[culture] A small Gedankenexperiment on healthcare

My experience of being deeply enmeshed in the healthcare system is that a majority of my non-billing paperwork (and a meaningful percentage of my billing paperwork) is intended to ensure that I am qualified to receive certain benefits, and to check my continuing eligibility. Another way to put this is that a majority of the patient-facing overhead of healthcare delivery costs, meaning costs exclusive of actual medical expenses, is about compliance.

A simpler way to put this is that we spend a lot of money making sure only those judged deserving are helped.

From my perspective, the only three things I’ve done in my life that were more paperwork intensive than being a patient in the American healthcare system were to apply for a security clearance, buy real estate, and adopt [info]the_child. I did all of those things successfully while in good health and of sound mind.

Being very ill in America invokes a messy, complex, internally inconsistent system that requires a lot of focus and precision at a time in most people’s lives when they are least equipped to provide those things. If indeed, ever they were. Not everyone is good at paperwork. And this is me, who is not dealing with public benefits and all their myriad oversight requirements, but rather a relatively sane and generous employer and employer-sponsored private benefits plan.

So let’s assume a certain number of claimants are fraudulent. That’s true in every walk of life with every kind of benefit — someone will always be trying to figure out a way to get something for nothing.

What would happen if we simply let those people into the system? If, instead of spending money on compliance we spent that same money on delivery? Would net costs go up or down?

We’d certainly have a system that is much kinder and more supportive to the overwhelming majority of users, its legitimate patients. Instead of punishing the users along with the fraudsters, let’s keep things simple for the people in most desperate need.

Would that cost more or less? I have no idea. But it would be the mark of a compassionate society that values life, liberty and the pursuit of happiness over punishing the undeserving and deserving alike.

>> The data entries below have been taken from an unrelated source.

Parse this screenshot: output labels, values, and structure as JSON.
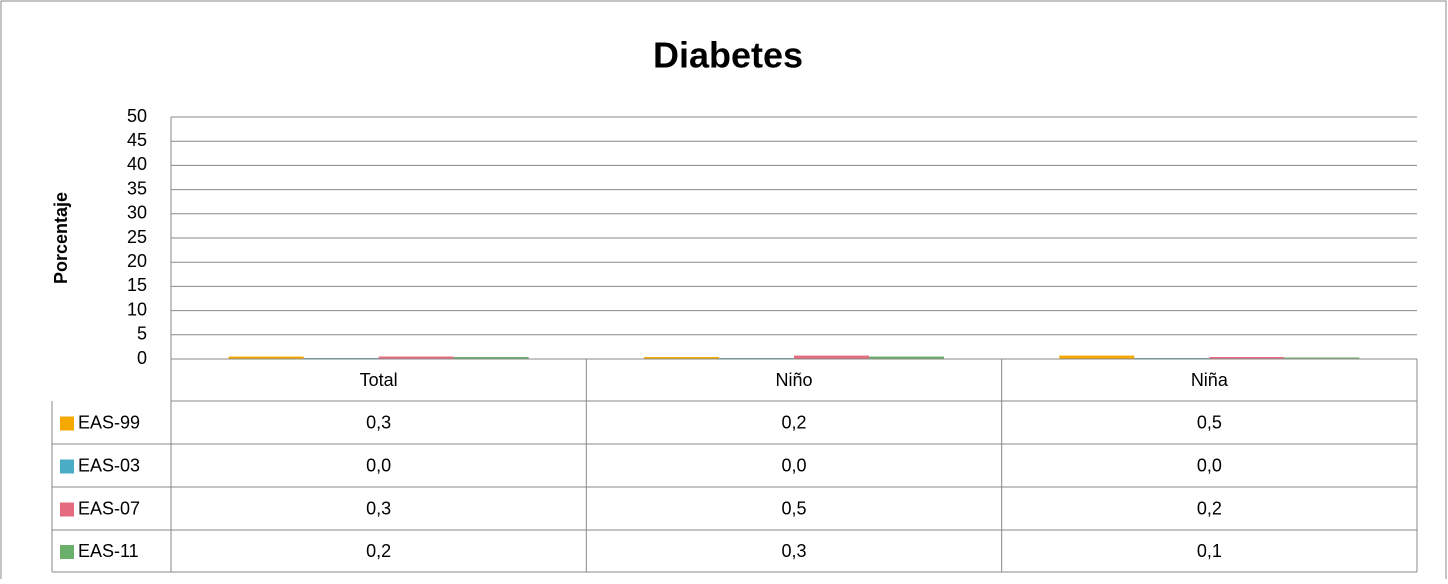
{
  "chart_data": {
    "type": "bar",
    "title": "Diabetes",
    "y_label": "Porcentaje",
    "categories": [
      "Total",
      "Niño",
      "Niña"
    ],
    "series": [
      {
        "name": "EAS-99",
        "color": "#f5a800",
        "values": [
          0.3,
          0.2,
          0.5
        ],
        "value_labels": [
          "0,3",
          "0,2",
          "0,5"
        ]
      },
      {
        "name": "EAS-03",
        "color": "#4bacc6",
        "values": [
          0.0,
          0.0,
          0.0
        ],
        "value_labels": [
          "0,0",
          "0,0",
          "0,0"
        ]
      },
      {
        "name": "EAS-07",
        "color": "#e46c7e",
        "values": [
          0.3,
          0.5,
          0.2
        ],
        "value_labels": [
          "0,3",
          "0,5",
          "0,2"
        ]
      },
      {
        "name": "EAS-11",
        "color": "#6aaf6a",
        "values": [
          0.2,
          0.3,
          0.1
        ],
        "value_labels": [
          "0,2",
          "0,3",
          "0,1"
        ]
      }
    ],
    "ylim": [
      0,
      50
    ],
    "yticks": [
      0,
      5,
      10,
      15,
      20,
      25,
      30,
      35,
      40,
      45,
      50
    ],
    "grid": true
  }
}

7 thoughts on “[culture] A small Gedankenexperiment on healthcare

  1. Mike says:

    Right now, it’s not the claimants that drive up the cost, it’s the 20% overhead needed to sustain our insurance system. Read “The Healing of America” (https://en.wikipedia.org/wiki/The_Healing_of_America) for details. It’s a short, well-written comparison of health care systems. By switching to single-payer model, we could pay for basic health care for *everyone* without any overall increase in cost.

    I firmly believe that health care should never be a for-profit industry. Making money off the sick and injured is morally repugnant.

  2. pelican says:

    I’d also add that in a universal health care system, it is not the patients (or, at least not the patients alone) who can game the system to get “something for nothing.”

    I can spend my days bopping around Vancouver, getting my blood drawn and worked up for non-existent abdominal pain, but why would I? What’s in it for me? If health care is available when I need it, why would I use it when I don’t?

    For fraud to occur- “something for nothing”- it would require the collusion of providers and patients- you will say you worked up my abdominal pain and bill the province for for it, but you actually didn’t.

    Of course, that kind of fraud occasionally happens in the US, too, but in both countries, fraud is going to be detected by auditing providers, not patients.

    “Rice” indeed.

  3. Rachel Sinclair Hunt says:

    For some reason I take slight issue with your reference to insurers making value judgements about whether patients are deserving of care in this sentence: “A simpler way to put this is that we spend a lot of money making sure only those judged deserving are helped.” I work in the insurance industry – though not in the medical portion – and I don’t think anyone is making that kind of value judgement. They are just determining whether a claimant is eligible for the care being requested. Maybe it’s just semantics and I’m splitting hairs. I think our healthcare system is definitely broken, but I dislike the demonizing of the insurance industry.
    I completely sympathize with the rest of your comments, however. I find it really frustrating to have to fill out leave paperwork for each absence due to chemo (a requirement of my employer) and repeatedly fax requests for medical information to my healthcare provider. Why should I be responsible for doing these things when I am the sick person? At my healthcare provider there is a nurse coordinator who handles all the scheduling of chemo patients and makes sure that we see our doctors before our chemo sessions and get our labs done at the right time. I can’t help feeling that there should be a coordinator who takes care of all my paperwork as well.
    But hey, we live in a country where the government expects citizens who know nothing about tax laws (or math, in some cases) to calculate how much they owe in taxes. Why should it surprise me that our healthcare system expects the patient to be responsible for making sure all the paperwork gets done?